Machine learning for language technologies (ML²)

Machine Learning for Language Technology (ML²)

This interdisciplinary research group carries out research and experimental development to investigate, develop, and apply state-of-the-art machine learning techniques for the analysis and processing of natural language (text and speech), with a particular focus on intelligent technologies.

I. Areas of research

The research and experimental development activities of the ML2 research group are listed below (including, but not limited to):

  • research and applications in speech-to-text (speech-to-text) recognition and analysis;
  • research and applications in text-to-speech synthesis using neural networks;
  • development and study of language models for morphologically rich languages (in particular Lithuanian), neural modelling of language;
  • adaptation of generic language models to the fields of law, medicine, economics, and media;
  • pronunciation modelling research;
  • acoustic modelling research;
  • research on morphological unambiguity;
  • research on automated accentuation techniques;
  • development and research on embedded word vector models for morphologically rich languages;
  • adaptation of embedded word vector models to the fields of law, medicine, economics, and media;
  • recommendations and question-answer systems and their research;
  • aspect-based sentiment analysis;
  • neural recognition of named entities;
  • development and validation of digital resources (audio libraries, speech models, pronunciation models, acoustic models, embedded word vector models, etc.).

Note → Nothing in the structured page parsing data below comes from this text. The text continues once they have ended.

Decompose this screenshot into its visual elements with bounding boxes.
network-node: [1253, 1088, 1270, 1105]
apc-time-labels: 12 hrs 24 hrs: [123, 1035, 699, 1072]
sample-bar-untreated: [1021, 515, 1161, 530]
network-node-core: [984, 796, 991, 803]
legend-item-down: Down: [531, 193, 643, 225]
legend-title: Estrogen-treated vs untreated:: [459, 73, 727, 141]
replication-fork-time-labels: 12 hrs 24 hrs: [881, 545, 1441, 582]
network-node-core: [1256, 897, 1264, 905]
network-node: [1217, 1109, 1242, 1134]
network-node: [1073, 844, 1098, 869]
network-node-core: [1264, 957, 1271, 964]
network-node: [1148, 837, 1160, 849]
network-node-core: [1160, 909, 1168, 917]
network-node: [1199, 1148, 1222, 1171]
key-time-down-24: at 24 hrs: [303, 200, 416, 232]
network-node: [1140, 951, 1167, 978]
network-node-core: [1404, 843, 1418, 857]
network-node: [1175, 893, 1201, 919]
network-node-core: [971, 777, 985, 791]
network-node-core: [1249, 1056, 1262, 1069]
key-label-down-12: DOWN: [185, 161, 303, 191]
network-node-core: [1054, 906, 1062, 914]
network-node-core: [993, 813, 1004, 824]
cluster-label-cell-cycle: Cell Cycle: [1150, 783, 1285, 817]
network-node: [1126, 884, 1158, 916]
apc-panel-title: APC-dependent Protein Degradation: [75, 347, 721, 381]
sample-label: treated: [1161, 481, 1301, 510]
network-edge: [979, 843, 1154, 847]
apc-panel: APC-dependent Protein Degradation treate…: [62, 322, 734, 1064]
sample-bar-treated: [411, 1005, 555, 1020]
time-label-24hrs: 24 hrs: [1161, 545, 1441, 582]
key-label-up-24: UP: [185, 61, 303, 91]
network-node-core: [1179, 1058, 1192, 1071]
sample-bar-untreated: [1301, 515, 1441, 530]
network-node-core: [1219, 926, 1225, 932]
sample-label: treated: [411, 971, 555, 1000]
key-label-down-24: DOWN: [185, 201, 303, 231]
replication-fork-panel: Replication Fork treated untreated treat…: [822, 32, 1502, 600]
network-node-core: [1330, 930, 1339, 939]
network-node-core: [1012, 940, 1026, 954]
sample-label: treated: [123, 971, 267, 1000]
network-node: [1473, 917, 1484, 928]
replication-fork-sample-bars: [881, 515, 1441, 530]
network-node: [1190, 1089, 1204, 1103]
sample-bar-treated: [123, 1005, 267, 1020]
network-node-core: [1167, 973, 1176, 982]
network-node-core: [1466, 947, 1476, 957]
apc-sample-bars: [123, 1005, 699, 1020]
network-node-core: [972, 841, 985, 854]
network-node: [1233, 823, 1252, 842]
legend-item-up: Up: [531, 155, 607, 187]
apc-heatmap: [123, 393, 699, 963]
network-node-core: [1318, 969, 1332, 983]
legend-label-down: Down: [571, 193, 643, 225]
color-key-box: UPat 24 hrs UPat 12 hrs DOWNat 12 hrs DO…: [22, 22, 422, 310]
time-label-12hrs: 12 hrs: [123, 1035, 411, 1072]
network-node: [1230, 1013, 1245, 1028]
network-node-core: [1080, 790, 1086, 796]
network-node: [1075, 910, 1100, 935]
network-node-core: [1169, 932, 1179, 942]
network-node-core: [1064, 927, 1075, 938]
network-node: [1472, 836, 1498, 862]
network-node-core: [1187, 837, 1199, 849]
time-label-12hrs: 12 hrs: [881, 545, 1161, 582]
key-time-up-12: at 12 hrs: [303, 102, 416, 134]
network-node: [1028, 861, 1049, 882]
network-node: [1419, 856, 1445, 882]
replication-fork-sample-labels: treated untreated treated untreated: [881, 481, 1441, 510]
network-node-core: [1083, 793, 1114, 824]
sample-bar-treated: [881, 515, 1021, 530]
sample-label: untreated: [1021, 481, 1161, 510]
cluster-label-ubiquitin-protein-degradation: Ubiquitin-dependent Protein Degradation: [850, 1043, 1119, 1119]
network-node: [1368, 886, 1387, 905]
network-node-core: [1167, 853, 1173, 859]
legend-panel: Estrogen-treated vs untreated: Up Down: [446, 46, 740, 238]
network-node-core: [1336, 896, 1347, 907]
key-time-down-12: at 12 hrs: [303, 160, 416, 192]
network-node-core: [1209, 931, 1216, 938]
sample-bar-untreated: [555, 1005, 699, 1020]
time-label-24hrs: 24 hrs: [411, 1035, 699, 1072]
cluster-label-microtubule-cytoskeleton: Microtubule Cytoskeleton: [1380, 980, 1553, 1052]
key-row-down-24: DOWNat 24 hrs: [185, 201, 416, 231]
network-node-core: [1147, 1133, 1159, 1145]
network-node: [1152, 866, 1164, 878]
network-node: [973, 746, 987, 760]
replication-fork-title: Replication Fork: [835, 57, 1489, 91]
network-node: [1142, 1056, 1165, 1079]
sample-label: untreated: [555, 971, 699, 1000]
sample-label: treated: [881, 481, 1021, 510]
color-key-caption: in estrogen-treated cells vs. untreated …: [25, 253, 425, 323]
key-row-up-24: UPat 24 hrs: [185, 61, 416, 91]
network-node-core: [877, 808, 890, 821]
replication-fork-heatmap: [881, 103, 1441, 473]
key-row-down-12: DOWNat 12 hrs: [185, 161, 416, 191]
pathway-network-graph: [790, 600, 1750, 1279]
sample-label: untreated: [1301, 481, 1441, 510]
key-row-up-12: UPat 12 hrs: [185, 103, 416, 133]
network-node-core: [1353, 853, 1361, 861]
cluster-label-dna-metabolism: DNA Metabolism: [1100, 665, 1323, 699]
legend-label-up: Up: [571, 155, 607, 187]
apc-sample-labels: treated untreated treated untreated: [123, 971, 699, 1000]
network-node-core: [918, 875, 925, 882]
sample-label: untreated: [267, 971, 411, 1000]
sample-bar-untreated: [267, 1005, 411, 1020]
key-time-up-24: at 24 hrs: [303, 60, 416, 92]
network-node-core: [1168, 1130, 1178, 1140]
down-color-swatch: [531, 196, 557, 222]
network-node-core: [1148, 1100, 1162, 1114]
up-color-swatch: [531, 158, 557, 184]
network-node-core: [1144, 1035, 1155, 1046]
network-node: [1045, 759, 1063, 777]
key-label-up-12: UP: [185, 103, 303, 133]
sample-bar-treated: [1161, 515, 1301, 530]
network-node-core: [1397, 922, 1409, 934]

Resources (data and datasets). Digital data and datasets are an integral part of the machine learning domain at all stages of the life cycle of research: analysis of data to formulate a research hypothesis, preparation of data as an introductory phase of an experiment, etc. The data and datasets used in ML2 studies and experiments are divided into four groups: initial (textbooks, vocabularies, dictionaries), intermediate, derivative (corpus produced from the initial corpus and segmented according to the specifics of the neural network input used for the study, embedded word vector models from corpora, speech models from corpora, acoustic models from audio materials, etc.), final (neural models of speech, acoustic models, etc.). The specific assignment of a dataset to a group depends on the purpose of the study. For example: (1) an acoustic dataset may be a pre- and post-implementation dataset in a study aiming to investigate the suitability of a new algorithm for a better speech recognition solution; (2) a textual dataset may be a pre- and post-implementation dataset in a study aimed at investigating the suitability of a new algorithm for neural speech modelling (the end result being a neural speech model).

Technologies, tools, and solutions for neural language technologies: machine and deep learning, deep neural networks (recurrent neural networks, two-way recurrent neural networks, transformer-based BERT family and GPT models, etc.), and intelligent technologies.

II. Applications of areas of research and experimental development

ML2 research and experimental development application areas: general language, law, medicine, media (including social networks), economics, etc.